It’s hard to overstate the severity of Scotland’s drug problem.
Figures published in July revealed that 1,187 people north of the border died drug-related deaths in 2018, triple the rate of England and Wales, more than the rest of Europe and – shockingly – even greater than the United States, where there is a well-publicised opioid crisis. In the last 20 years, while the population has increased by just over 6%, the rate of drug related deaths has increased by a factor of five to overtake traffic accidents as a cause of death.
But under the SNP, spending on drug and alcohol rehabilitation has fallen by 14% in cash terms since 2015. Healthcare, housing and criminal justice – key planks of public order and rehabilitation – are all devolved to Holyrood.
So far politicians in both Edinburgh and Westminster have tended to prioritise eye-catching initiatives over long-term policy changes. The response should begin with an acknowledgement that black-and-white decriminalisation of drug use, as argued for by the new head of the new ‘Drug Deaths Task Force’ is not a sufficient solution.
Instead, what needs addressing is not just that half of patients believe they are being under-prescribed legal treatments, but also the length of time initial contact with NHS Scotland is taking and the changing demography of drug use. Work must also begin to robustly implement shorter term measures like the universal distribution of naloxone throughout addict communities. That’s especially urgent given that In 2017 the BMJ reported that take-home programmes for the overdose drug reached only 14% of users.
It’s important, though, that we don’t get swept up in absolute terms and take on board some important context. A report by the working group of the Scottish Drugs Forum found that the ageing and drug addicted are at risk from a host of secondary diseases such as Deep Vein Thrombosis. Again, not enough is being done in this area, with only 40% of known addicts in treatment for a drug-related illness.
The latest figures show that the greatest year-on-year increase in mortality has been among the “Trainspotting” generation – those over 35 – not from overdose but from the late presentation and treatment of these diseases. That suggests the most effective answer to rising drug-related deaths is not simply ‘more cleaner drugs’ or safe platforms for consumption.
What these figures have shown is that the fundamental approach to addiction treatment in Scotland has failed to deliver the joined-up treatment and institutional memory called for by the Drug Strategy Delivery Commission, and which will make the greatest change to these figures through the better treatment of its fastest-growing group.

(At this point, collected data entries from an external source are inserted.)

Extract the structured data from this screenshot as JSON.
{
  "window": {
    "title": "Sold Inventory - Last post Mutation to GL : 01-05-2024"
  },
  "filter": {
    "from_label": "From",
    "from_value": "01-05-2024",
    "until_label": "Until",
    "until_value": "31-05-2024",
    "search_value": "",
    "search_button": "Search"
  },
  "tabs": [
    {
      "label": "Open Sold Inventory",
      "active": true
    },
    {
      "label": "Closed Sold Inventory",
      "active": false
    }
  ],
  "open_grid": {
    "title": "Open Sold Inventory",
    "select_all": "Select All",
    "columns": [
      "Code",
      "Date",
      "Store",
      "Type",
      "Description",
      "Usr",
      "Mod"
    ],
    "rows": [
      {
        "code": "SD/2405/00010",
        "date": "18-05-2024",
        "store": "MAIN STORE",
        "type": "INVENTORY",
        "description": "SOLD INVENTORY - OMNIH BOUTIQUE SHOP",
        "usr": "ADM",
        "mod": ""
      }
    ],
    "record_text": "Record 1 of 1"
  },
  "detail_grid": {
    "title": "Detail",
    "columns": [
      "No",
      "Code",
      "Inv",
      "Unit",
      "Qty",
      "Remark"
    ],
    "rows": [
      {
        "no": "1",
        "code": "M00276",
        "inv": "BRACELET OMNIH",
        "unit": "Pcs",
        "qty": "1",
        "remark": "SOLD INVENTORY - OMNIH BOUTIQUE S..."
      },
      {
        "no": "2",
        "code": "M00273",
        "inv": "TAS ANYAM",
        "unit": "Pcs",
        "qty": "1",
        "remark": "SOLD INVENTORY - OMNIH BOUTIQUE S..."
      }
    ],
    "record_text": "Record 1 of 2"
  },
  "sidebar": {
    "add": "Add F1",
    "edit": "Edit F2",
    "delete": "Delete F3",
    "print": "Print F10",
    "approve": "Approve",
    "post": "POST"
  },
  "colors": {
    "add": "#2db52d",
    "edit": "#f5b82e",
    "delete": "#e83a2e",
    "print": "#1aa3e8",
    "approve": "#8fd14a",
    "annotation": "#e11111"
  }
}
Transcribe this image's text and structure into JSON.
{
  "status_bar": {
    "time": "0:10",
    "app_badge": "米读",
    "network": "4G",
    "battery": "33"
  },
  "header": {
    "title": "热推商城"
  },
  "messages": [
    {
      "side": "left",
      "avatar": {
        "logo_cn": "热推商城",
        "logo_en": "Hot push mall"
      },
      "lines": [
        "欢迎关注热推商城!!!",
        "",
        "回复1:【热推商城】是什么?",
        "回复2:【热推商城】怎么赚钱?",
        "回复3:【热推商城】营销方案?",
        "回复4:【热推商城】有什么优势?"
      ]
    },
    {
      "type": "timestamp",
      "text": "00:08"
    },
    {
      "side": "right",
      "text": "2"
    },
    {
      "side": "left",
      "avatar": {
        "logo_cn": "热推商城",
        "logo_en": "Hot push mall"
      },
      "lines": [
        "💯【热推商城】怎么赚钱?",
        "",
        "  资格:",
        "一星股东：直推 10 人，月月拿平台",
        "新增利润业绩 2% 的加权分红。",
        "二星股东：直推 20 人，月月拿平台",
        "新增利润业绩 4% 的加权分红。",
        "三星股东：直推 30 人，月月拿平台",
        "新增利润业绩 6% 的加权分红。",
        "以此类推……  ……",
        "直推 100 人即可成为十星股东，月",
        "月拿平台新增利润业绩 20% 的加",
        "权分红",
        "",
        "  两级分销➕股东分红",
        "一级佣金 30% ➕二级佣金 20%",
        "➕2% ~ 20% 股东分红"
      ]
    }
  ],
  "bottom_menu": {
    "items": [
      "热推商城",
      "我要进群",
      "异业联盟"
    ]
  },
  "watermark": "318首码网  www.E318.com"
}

Doing so effectively will begin to bring down the proportion of all addicts who believe they need to supplement their dose, but also of the ageing addicted who need greater long term care for secondary conditions. Research published on alcohol dependence amongst addicts has mentioned as a prime example the co-morbidity of Hep C infection and problem drinking in accelerating hepatic cirrhosis in addicted patients.

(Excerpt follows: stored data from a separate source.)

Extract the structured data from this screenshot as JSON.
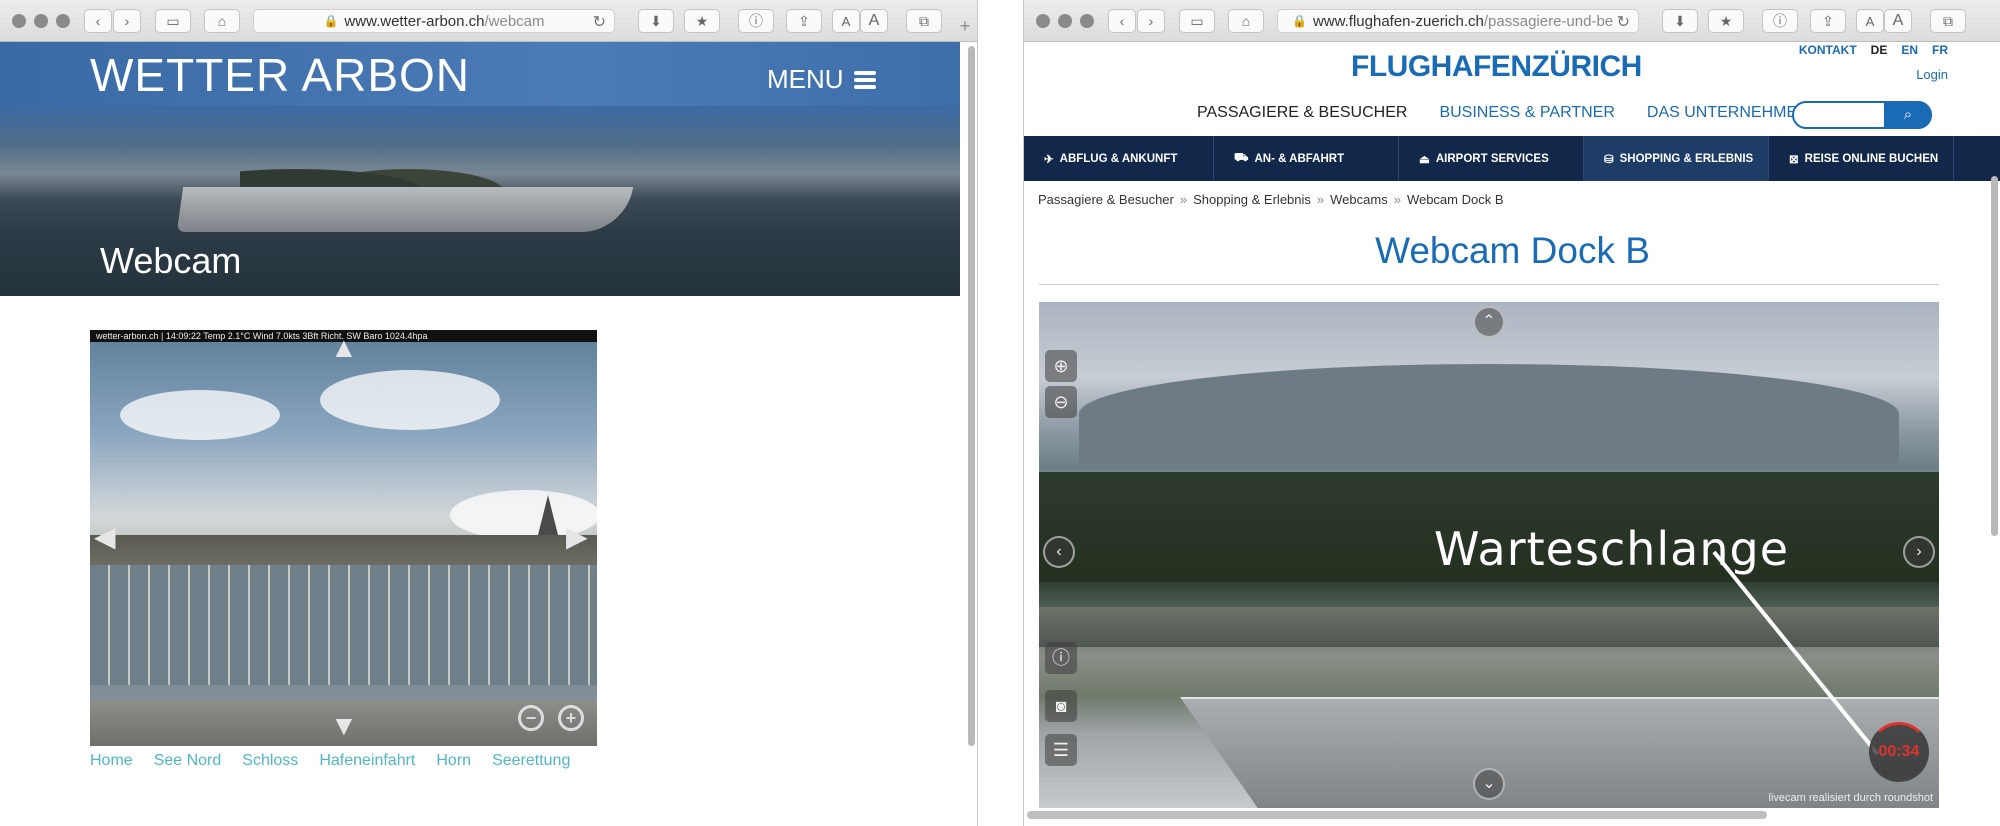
{
  "left": {
    "url": {
      "domain": "www.wetter-arbon.ch",
      "path": "/webcam"
    },
    "site_title": "WETTER ARBON",
    "menu_label": "MENU",
    "page_heading": "Webcam",
    "cam_overlay": "wetter-arbon.ch | 14:09:22 Temp 2.1°C Wind 7.0kts 3Bft Richt. SW Baro 1024.4hpa",
    "links": [
      "Home",
      "See Nord",
      "Schloss",
      "Hafeneinfahrt",
      "Horn",
      "Seerettung"
    ]
  },
  "right": {
    "url": {
      "domain": "www.flughafen-zuerich.ch",
      "path": "/passagiere-und-be"
    },
    "logo": "FLUGHAFENZÜRICH",
    "top_links": [
      "KONTAKT",
      "DE",
      "EN",
      "FR"
    ],
    "login": "Login",
    "main_nav": [
      "PASSAGIERE & BESUCHER",
      "BUSINESS & PARTNER",
      "DAS UNTERNEHMEN"
    ],
    "sub_nav": [
      "ABFLUG & ANKUNFT",
      "AN- & ABFAHRT",
      "AIRPORT SERVICES",
      "SHOPPING & ERLEBNIS",
      "REISE ONLINE BUCHEN"
    ],
    "breadcrumb": [
      "Passagiere & Besucher",
      "Shopping & Erlebnis",
      "Webcams",
      "Webcam Dock B"
    ],
    "breadcrumb_sep": "»",
    "heading": "Webcam Dock B",
    "cam_annotation": "Warteschlange",
    "timer": "00:34",
    "credit": "livecam realisiert durch roundshot"
  },
  "colors": {
    "fz_blue": "#1a6bb5",
    "fz_navy": "#12284a",
    "wa_link": "#4fb7c7",
    "timer_red": "#e0322b"
  }
}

There is no doubt that replacement therapy and safe consumption rooms are effective in at least one way. That is in changing consumption behaviour, especially amongst the young. In countering the spread of blood-borne diseases like HIV and Hep C this measure – at least – has proven to be effective in preventing peer to peer contamination. So, the introduction of the euphemistically named ‘shooting galleries’ may ultimately have some basis – to prevent needle litter, for example, or prevent harm to the wider public from secondary infection. But we need to able to draw the line between those measures which are providing actual harm reduction and those which enable destructive behaviours to continue.
No-one is talking about the decriminalisation of drug dealing. But the oft-touted decriminalisation of consumption also presents some questions. Policymakers would be wise to consider whether decriminalisation would create simply make it even easier for users to get hold of drugs, reducing the deterrent of prosecution and fattening criminal profits.

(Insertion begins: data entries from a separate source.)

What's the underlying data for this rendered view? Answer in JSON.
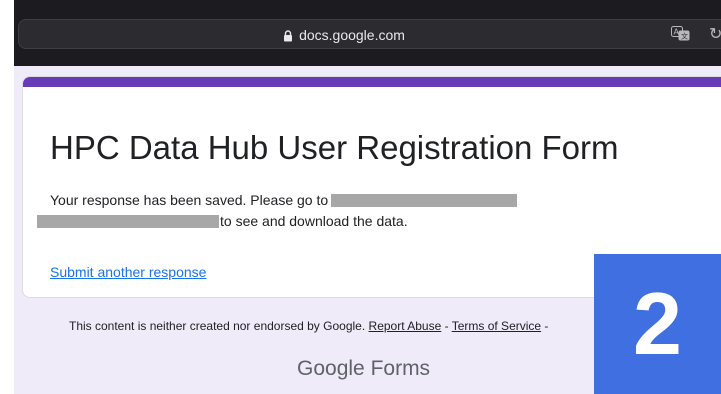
{
  "browser": {
    "url": "docs.google.com",
    "icons": {
      "lock": "lock-icon",
      "translate": "translate-icon",
      "reload": "reload-icon"
    }
  },
  "form": {
    "title": "HPC Data Hub User Registration Form",
    "confirmation_line1": "Your response has been saved. Please go to",
    "confirmation_line2_suffix": "to see and download the data.",
    "submit_another": "Submit another response",
    "accent_color": "#673ab7"
  },
  "footer": {
    "disclaimer": "This content is neither created nor endorsed by Google.",
    "report_abuse": "Report Abuse",
    "separator": "-",
    "terms": "Terms of Service",
    "brand_main": "Google",
    "brand_product": "Forms"
  },
  "badge": {
    "number": "2",
    "color": "#3f6fe0"
  }
}
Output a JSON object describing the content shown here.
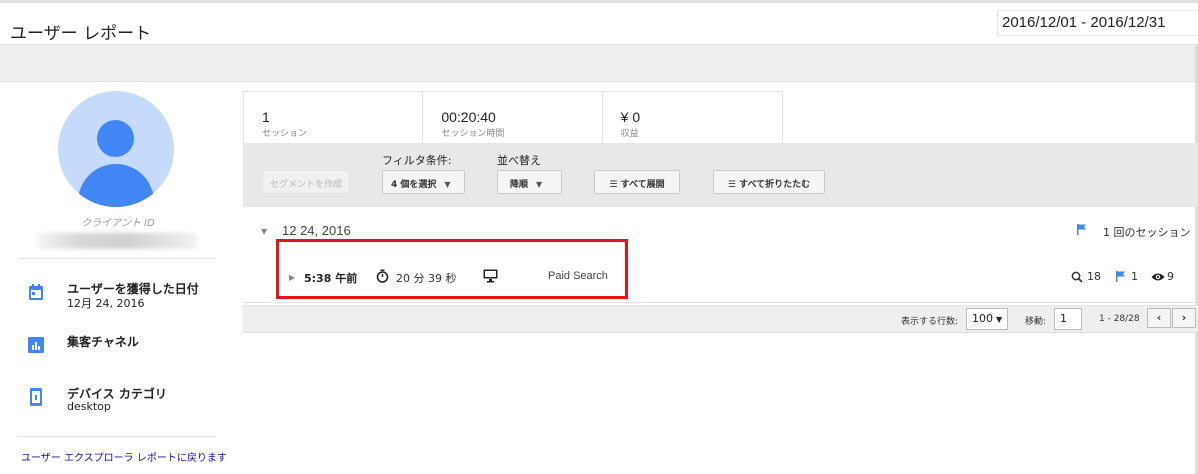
{
  "header": {
    "title": "ユーザー レポート",
    "date_range": "2016/12/01 - 2016/12/31"
  },
  "left_panel": {
    "client_id_label": "クライアント ID",
    "acquired_date_label": "ユーザーを獲得した日付",
    "acquired_date_value": "12月 24, 2016",
    "channel_label": "集客チャネル",
    "device_label": "デバイス カテゴリ",
    "device_value": "desktop",
    "back_link": "ユーザー エクスプローラ レポートに戻ります"
  },
  "metrics": [
    {
      "value": "1",
      "label": "セッション"
    },
    {
      "value": "00:20:40",
      "label": "セッション時間"
    },
    {
      "value": "¥ 0",
      "label": "収益"
    }
  ],
  "filters": {
    "create_segment": "セグメントを作成",
    "filter_label": "フィルタ条件:",
    "filter_value": "4 個を選択",
    "sort_label": "並べ替え",
    "sort_value": "降順",
    "expand_all": "すべて展開",
    "collapse_all": "すべて折りたたむ"
  },
  "date_group": {
    "date": "12 24, 2016",
    "session_count": "1 回のセッション"
  },
  "session": {
    "time": "5:38 午前",
    "duration": "20 分 39 秒",
    "source": "Paid Search",
    "searches": "18",
    "events": "1",
    "pageviews": "9"
  },
  "pagination": {
    "rows_label": "表示する行数:",
    "rows_value": "100",
    "goto_label": "移動:",
    "goto_value": "1",
    "range": "1 - 28/28"
  },
  "colors": {
    "accent": "#4285f4",
    "highlight": "#e3151a"
  }
}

Ultimately, change begins with the frank understanding that the SNP’s approach is not working. Instead, the Scottish government must focus on areas such as improving the housing for recovering users and fundamentally reforming NHS provision and diagnosis for the middle-aged (who are less likely to seek treatment). These are the best ways to address the problem from both ends of the spectrum – the struggling new user but also the aged addict succumbing to DVT.
Otherwise we commit ourselves to a doom loop of lapsed recoveries and greater numbers of young people falling into sustained use of increasingly potent synthetic opiates. Unless we start treating these issues more effectively a new generation will find that they have lit the long fuse on a great deal of secondary disease and distress.
There is no need to give in to despair. Scotland has a bright, dynamic and hopefully drug-free future – ensuring it is realised means dispensing with the farcical policies of the SNP and putting some real compassion into treating some of the county’s most vulnerable people.